Depuis la nuit des temps, les organismes vivants sont programmés pour réagir face aux menaces de l’environnement. L’enjeu est important : cette capacité à s’adapter face aux modifications et aux dangers externes contribue à la sécurité et donc à la survie. Ce sont les individus qui ont le mieux développé cette capacité qui ont assuré la reproduction de leur espèce.

Ces réactions de l’organisme lorsqu’il est soumis à des contraintes ou à une agression ont été décrites pour la première fois dans les années 20 par un médecin, H. SELYES. Il parlait alors du « Syndrome General d’Adaptation ».

Avec cette première lecture, la compréhension du stress est physiologique.
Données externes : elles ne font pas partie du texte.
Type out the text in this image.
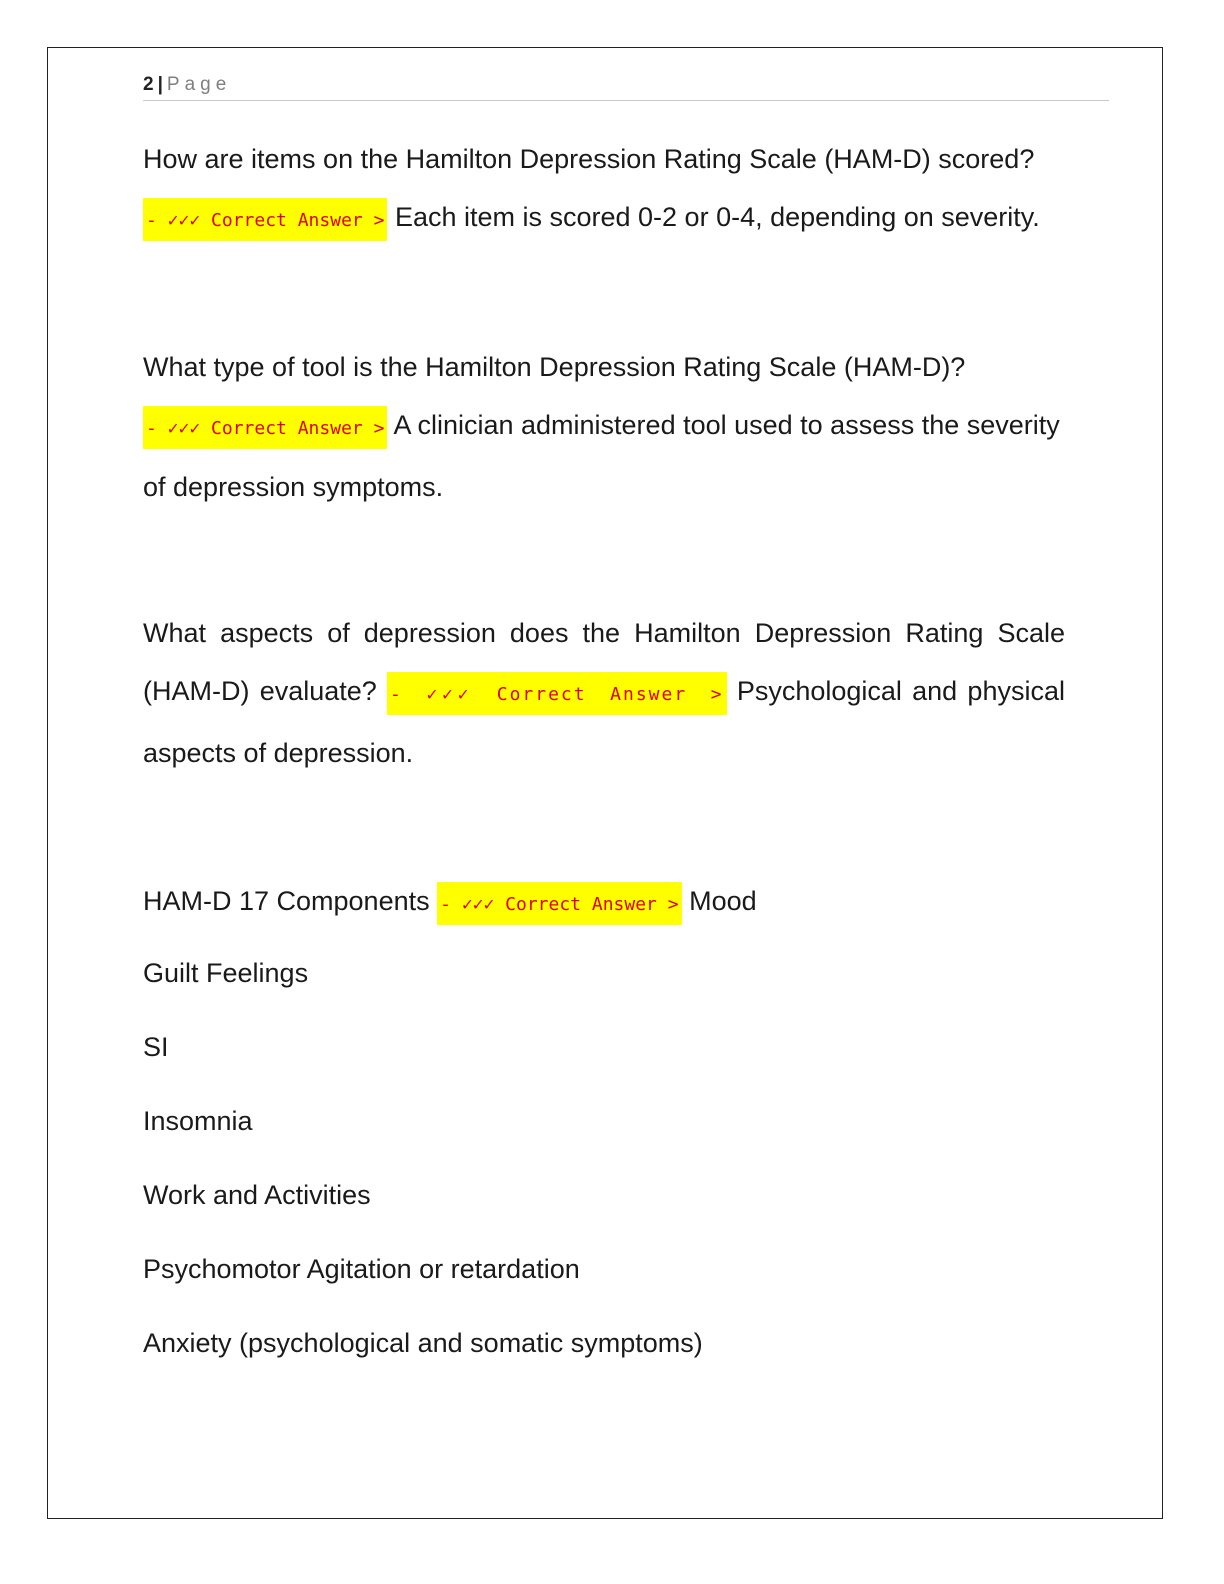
2 | Page

How are items on the Hamilton Depression Rating Scale (HAM-D) scored? - ✓✓✓ Correct Answer > Each item is scored 0-2 or 0-4, depending on severity.

What type of tool is the Hamilton Depression Rating Scale (HAM-D)? - ✓✓✓ Correct Answer > A clinician administered tool used to assess the severity of depression symptoms.

What aspects of depression does the Hamilton Depression Rating Scale (HAM-D) evaluate? - ✓✓✓ Correct Answer > Psychological and physical aspects of depression.

HAM-D 17 Components - ✓✓✓ Correct Answer > Mood

Guilt Feelings

SI

Insomnia

Work and Activities

Psychomotor Agitation or retardation

Anxiety (psychological and somatic symptoms)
C’est donc dans le corps que ça se passerait ? Essayons de comprendre…

 

LA PHASE D'ALARME

Lorsque l’individu est soumis à une perturbation (un danger, une contrainte…), le corps réagit immédiatement. La scène est d’abord perçue par nos organes sensoriels (nous voyons un accident, nous sentons une odeur de fumée inhabituelle, nous entendons un cri, nous sentons le sol se dérober sous nos pieds…). Le système nerveux central interprète ces signaux comme un danger et ordonne la sécrétion d’hormones par les glandes surrénales. Parmi elles, une hormone que nous connaissons bien : l’adrénaline. Ces hormones libérées dans le corps activent de manière très rapide nos fonctions respiratoires et sanguines. Ça y est, nous avons le cœur qui bat et le souffle qui s’accélère ! La pression sanguine augmente ainsi que notre température corporelle. Notre vigilance s’accroît. Toutes ces modifications visent à augmenter l’apport d’énergie à tous organes qui vont être sollicités pour réagir à la situation.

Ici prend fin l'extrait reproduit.